India targeted for fossil fuel emissions

Bloomberg Businessweek reports that China became the first big developing country to make a deal with U.S. President Barack Obama last month when he went to China. Obama is scheduled to visit India next month.

The United Nations is holdings a climate meeting in Lima this week, and delegates want to see signs that Indian officials will make a pact similar to the one Chinese officials made with the U.S. president. If India steps into the pact as well, UN delegates hope other developing countries will take steps in the same direction as well

Indian Environment Minister Prakesh Javadekar made his first public comments on Tuesday in Lima. He explained their plan to spend at least $100 billion on sustainable energy like solar or wind. However, he neglected to say when they will spend that money or how they will fund their planned clean energy projects.

Limiting global pollution

The UN conference is aimed at setting some guidelines for countries to sign an agreement in Paris next year. The agreement would place limits on worldwide pollution for the purpose of halting or at least slowing down global warning. Proponents of the agreement say India’s fossil fuel emissions will likely double by 2020, which is why it’s so important for India to be part of the broader push to cut back on emissions.

Javadekar said they already have “$3 million in the kitty” to help them cut back on emissions and that Prime Minister Narendra Modi will back more funds on the project. His remarks and a policy document that’s 22 pages long suggest India does plan to move away from using coal, which currently produces approximately 60% of India’s electricity.

India hesitates

Poverty is widespread in India, with approximately 30% of the nation’s residents getting by on no more than 75 cents per day. As a result, Indian lawmakers have been hesitant to sign up for the types of agreements Europe has already enacted as part of past climate deals.
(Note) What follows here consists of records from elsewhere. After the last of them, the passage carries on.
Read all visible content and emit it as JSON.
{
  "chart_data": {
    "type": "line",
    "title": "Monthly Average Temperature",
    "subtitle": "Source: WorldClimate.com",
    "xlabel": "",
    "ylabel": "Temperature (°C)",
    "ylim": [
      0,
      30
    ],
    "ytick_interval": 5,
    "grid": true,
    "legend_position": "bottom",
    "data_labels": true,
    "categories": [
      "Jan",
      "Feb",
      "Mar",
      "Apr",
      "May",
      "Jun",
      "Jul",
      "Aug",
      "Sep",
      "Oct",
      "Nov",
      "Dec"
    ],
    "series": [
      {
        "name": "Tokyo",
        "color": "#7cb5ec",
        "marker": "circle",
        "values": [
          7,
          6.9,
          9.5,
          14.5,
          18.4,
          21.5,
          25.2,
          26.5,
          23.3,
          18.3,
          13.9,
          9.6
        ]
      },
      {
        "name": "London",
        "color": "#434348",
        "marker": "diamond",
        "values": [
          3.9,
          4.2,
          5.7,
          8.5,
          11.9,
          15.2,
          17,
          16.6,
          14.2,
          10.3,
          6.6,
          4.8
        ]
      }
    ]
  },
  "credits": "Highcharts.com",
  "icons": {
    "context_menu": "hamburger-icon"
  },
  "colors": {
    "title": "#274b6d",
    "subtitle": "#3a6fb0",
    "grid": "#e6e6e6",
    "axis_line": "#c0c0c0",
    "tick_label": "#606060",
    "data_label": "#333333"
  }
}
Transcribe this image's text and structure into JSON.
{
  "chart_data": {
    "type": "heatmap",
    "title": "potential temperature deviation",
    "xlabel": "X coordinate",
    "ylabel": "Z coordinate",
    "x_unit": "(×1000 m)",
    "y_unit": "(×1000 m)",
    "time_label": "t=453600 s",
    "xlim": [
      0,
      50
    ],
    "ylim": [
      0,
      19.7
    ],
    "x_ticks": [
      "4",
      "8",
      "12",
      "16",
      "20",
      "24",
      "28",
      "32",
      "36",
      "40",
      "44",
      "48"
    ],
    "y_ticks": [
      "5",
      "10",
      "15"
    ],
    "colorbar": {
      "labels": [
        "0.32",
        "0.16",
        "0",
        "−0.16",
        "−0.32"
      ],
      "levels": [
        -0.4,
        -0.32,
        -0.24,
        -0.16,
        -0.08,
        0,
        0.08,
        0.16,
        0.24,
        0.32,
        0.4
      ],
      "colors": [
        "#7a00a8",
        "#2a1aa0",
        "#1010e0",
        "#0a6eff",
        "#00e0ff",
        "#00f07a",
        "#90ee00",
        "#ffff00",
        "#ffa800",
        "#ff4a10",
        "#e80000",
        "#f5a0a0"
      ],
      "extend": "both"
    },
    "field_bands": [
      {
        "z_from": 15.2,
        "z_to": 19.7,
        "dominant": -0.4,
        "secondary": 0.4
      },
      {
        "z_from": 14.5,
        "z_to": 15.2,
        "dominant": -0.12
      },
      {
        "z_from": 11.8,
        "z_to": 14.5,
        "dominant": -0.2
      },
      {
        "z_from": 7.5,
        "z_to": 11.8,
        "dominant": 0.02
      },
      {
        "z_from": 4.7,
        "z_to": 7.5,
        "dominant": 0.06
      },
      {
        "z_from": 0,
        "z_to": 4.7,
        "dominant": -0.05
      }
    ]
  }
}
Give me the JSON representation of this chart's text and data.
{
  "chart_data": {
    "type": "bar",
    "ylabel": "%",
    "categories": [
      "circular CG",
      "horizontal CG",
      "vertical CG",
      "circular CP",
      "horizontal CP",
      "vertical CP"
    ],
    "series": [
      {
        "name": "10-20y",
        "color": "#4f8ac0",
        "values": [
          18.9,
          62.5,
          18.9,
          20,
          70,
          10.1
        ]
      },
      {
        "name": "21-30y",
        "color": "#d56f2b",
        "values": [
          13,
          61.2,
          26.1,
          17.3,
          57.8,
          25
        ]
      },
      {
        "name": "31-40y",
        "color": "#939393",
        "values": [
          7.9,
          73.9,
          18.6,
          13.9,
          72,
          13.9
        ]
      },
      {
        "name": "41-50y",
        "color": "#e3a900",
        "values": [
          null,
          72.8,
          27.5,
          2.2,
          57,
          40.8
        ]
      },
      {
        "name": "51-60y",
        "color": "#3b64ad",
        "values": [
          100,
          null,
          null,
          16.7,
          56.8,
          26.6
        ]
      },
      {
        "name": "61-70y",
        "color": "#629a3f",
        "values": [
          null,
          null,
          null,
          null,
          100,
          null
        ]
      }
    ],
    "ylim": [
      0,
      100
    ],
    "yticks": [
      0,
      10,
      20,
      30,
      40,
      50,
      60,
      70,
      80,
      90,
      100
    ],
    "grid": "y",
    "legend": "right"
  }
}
Just last week, Javadekar said his nation’s pollution levels must keep increasing because the nation itself needs to grow. He said the burden on cutting emissions should be on the wealthier industrial nations that bear the most responsibility for global warming so that poorer countries can have “space for more development.”

The document India released in Lima listed at least $62 billion in planned projects related to cutting emissions. Included in the list is $1.4 billion for solar power, $5.75 billion in projects related to the water supply and $17 billion in projects for sustainable agriculture. The document also highlighted requirements for budgets in state climate-related programs adding up to $188.7 billion, although details on those projects were not provided.